The CheckMate 8HW trial showed nivolumab plus ipilimumab significantly reduced disease progression or death risk by 79% in MSI-H/dMMR metastatic colorectal cancer patients, compared to chemotherapy. With a 24-month progression-free survival rate of 72% vs 14%, and fewer severe adverse events, this immunotherapy combination may offer a new first-line treatment option.

Jacobio Pharmaceuticals presented glecirasib's efficacy in treating KRAS G12C mutated pancreatic and other solid tumors at ASCO GI 2024. With a 48% cORR and 90% DCR in evaluable patients, glecirasib shows promise over standard treatments, supported by safety and tolerability data. It received BTD for pancreatic cancer, aiming to expedite its development and patient access.

PeproMene Bio, Inc. announced a patient in their Phase 1 trial for PMB-CT01 (BAFFR-CAR T Cells) achieved complete remission post-treatment for relapsed/refractory B-cell acute lymphoblastic leukemia. The trial, conducted at City of Hope, showed minimal toxicity and durable remissions, highlighting PMB-CT01's potential in treating B-cell malignancies.

Early HIV treatment within four weeks of infection may enable long-term virus control without medication, a study shows. Starting ART early optimizes immune cells' development, enhancing natural virus elimination. Delayed treatment reduces these benefits. Despite decreasing HIV infections and AIDS mortality in Europe, scaling up testing and treatment is crucial to meet 2030 AIDS epidemic targets.
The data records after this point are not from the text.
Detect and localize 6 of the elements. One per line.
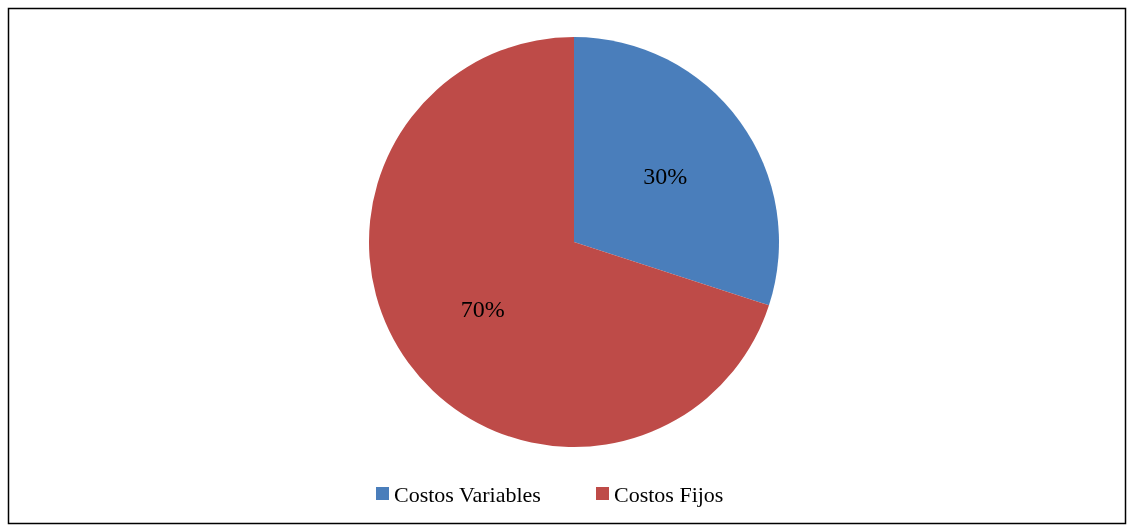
data-label: 30% [643, 163, 688, 190]
data-label: 70% [460, 295, 505, 322]
pie-slice [574, 37, 779, 306]
legend-label: Costos Variables [394, 481, 541, 507]
pie-slice [369, 37, 769, 447]
legend-label: Costos Fijos [614, 481, 724, 507]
Faricimab demonstrated good visual stability and allowed for extended treatment intervals in patients with neovascular age-related macular degeneration, as per real-world data from the FARETINA-AMD study presented at Retina 2024.

MAIA Biotechnology reports positive Phase 2 trial results for THIO in NSCLC, showing unprecedented disease control rates. The company outlines 2024 milestones, including advancing THIO-101 trial and developing next-gen telomere-targeting agents. THIO, a first-in-class telomere-targeting agent, is in clinical development for NSCLC, with promising efficacy and safety data.

Nurix Therapeutics' NX-5948, a BTK degrader, received FDA Fast Track designation for treating r/r CLL/SLL after positive Phase 1 data. The drug showed clinical benefits and was well-tolerated in trials, with plans to accelerate enrollment for a pivotal study.

The FDA approved Casgevy, a CRISPR-based therapy by Vertex Pharmaceuticals and CRISPR Therapeutics, for treating transfusion-dependent beta thalassemia, following its approval for sickle cell disease. Casgevy modifies patients' blood cells to increase hemoglobin production, with common side effects including mouth sores and fever. Vertex is establishing treatment centers across the U.S. for its administration.

Axicabtagene ciloleucel (axi-cel) shows promise as a second-line therapy for relapsed/refractory large B-cell lymphoma, with a 71% complete metabolic response at 3 months and manageable safety. The phase 2 study highlights its efficacy and safety, with ongoing evaluations of secondary endpoints and quality of life impacts.

Eisai announced the Scientific Advisory Group (SAG) will discuss lecanemab's Marketing Authorisation Application (MAA) in the EU, with a decision expected in Q2 2024. Lecanemab, developed with BioArctic, is a treatment for Alzheimer's, approved in the US, Japan, and China. BioArctic plans to commercialize lecanemab in the Nordic region with Eisai.